I was reading in Robert MacFarlane’s Landmarks (London, Hamish Hamilton, 2015, p107) a couple of  lines from D.H. Lawrence.

daisy.cream (498x640)

The dandelion in full flower, a little sun bristling with sun-rays on the green earth, is a non-pareil, a nonsuch. Foolish, foolish, foolish to compare it to anything else on earth. It is itself incomparable and unique.

As Macfarlane points out, Lawrence is contradicting himself by comparing the flower to the sun. We contradict ourselves all the time, and indeed we compare things all the time; it is not always destructive. ‘Shall I compare thee to a summer’s day?’ suggests that Shakespeare saw plenty to praise in the recipient of his sonnet.

Francis set out to praise in his Canticle of the Creatures:

Praised be You, My Lord, with all your creatures, especially Sir Brother Sun,

Who is the day and through whom you give us light.

And he is beautiful and radiant with great splendour,

And bears a likeness of You, Most High One.

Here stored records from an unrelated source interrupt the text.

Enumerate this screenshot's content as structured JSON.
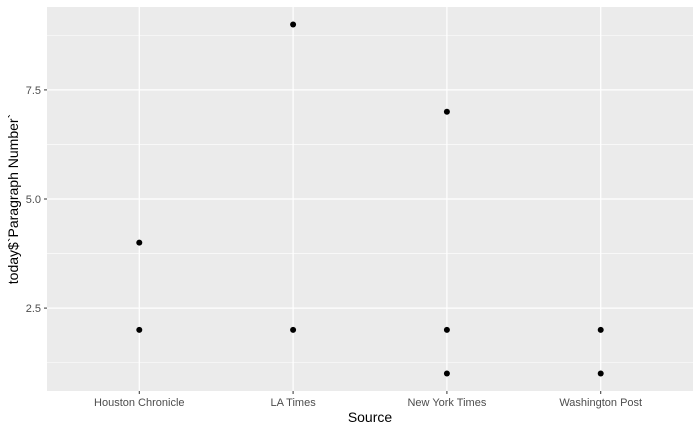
{
  "chart_data": {
    "type": "scatter",
    "title": "",
    "xlabel": "Source",
    "ylabel": "today$`Paragraph Number`",
    "categories": [
      "Houston Chronicle",
      "LA Times",
      "New York Times",
      "Washington Post"
    ],
    "y_ticks": [
      2.5,
      5.0,
      7.5
    ],
    "y_tick_labels": [
      "2.5",
      "5.0",
      "7.5"
    ],
    "ylim": [
      0.6,
      9.4
    ],
    "grid": true,
    "legend": "none",
    "points": [
      {
        "x": "Houston Chronicle",
        "y": 2
      },
      {
        "x": "Houston Chronicle",
        "y": 4
      },
      {
        "x": "LA Times",
        "y": 2
      },
      {
        "x": "LA Times",
        "y": 9
      },
      {
        "x": "New York Times",
        "y": 1
      },
      {
        "x": "New York Times",
        "y": 2
      },
      {
        "x": "New York Times",
        "y": 7
      },
      {
        "x": "Washington Post",
        "y": 1
      },
      {
        "x": "Washington Post",
        "y": 2
      }
    ],
    "colors": {
      "panel": "#ebebeb",
      "grid_major": "#ffffff",
      "point": "#000000",
      "tick": "#333333"
    }
  }
}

If Brother Sun bears a likeness of the Creator, and the dandelion is a little sun on the green earth, perhaps we should be out of doors on our knees more often. We may have to pull up Brother Dandelion, but we can still admire this humble, radiant flower of the field and praise its maker.

This cream coloured variant of the dandelion caught my eye near Vallorcines in French Savoy.